Under current zoning, the listing from KM's Kevin Simpson-Verger and Matt McLennan estimates that a six-story building could yield 31 apartments. (An ambitious buyer would consider the separately owned rooming house and restaurant property next door; and, south of that, the 18-unit apartment building is also now on the market.)

The nonprofit Grand Illusion began life in 1970 as The Movie House and soon thereafter assumed its present name. It changed hands in 1997 and 2004, and the 70-seat, single-screen venue now operates with a mostly volunteer staff. It shows mainly repertory fare, with tonight's feature being 1968's The Movie Orgy, from Joe Dante. Longtime manager Brian Alter recently disclosed on the cinema website that he was retiring early this year — not necessarily a related development.

The century-old two-story complex, which most would consider a tear-down, is also home to Arepa Venezuelan Kitchen and an electronics repair shop. KM says all tenants have two more years on their leases. Rents are well below market rate.

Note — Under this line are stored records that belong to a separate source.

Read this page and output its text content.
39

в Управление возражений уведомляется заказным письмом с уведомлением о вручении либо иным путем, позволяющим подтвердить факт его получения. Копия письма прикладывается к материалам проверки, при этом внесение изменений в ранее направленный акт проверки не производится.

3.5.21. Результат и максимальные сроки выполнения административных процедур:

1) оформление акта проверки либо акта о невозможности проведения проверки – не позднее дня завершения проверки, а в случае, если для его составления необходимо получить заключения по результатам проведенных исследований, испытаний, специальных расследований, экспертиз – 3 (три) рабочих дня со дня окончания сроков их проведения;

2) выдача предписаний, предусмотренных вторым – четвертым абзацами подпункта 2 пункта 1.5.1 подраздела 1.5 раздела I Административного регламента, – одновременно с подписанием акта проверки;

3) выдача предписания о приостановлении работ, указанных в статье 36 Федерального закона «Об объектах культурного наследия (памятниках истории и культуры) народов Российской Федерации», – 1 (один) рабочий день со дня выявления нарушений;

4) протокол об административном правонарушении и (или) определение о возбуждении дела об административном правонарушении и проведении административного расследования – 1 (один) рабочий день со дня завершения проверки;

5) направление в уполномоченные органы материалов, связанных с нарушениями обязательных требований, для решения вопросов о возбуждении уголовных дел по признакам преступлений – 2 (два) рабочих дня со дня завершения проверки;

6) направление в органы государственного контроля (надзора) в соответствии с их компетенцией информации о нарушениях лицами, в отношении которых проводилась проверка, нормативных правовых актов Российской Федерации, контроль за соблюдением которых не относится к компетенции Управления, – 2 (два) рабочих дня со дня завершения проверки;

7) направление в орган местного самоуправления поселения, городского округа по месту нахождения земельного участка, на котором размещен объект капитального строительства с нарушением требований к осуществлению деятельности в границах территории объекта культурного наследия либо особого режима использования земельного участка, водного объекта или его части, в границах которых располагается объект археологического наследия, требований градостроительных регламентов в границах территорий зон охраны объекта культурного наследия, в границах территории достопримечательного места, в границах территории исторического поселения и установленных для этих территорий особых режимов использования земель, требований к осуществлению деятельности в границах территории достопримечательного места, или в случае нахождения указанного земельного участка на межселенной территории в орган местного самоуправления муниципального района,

Not far away, the former Seven Gables and Guild 45th properties are also destined to become apartments. Back on the Ave, the three-screen Varsity is on a short-term lease. Also surely doomed, it's part of a 16,480-square-feet foot assemblage by University District Parking Associates. There, too, the current zoning remains at 65 feet.

Meanwhile, on Capitol Hill, the former Harvard Exit shuttered in 2015, and is now home to the Mexican Consulate. And the Cinerama, owned by the estate of Paul Allen, remains mysteriously dark in Belltown.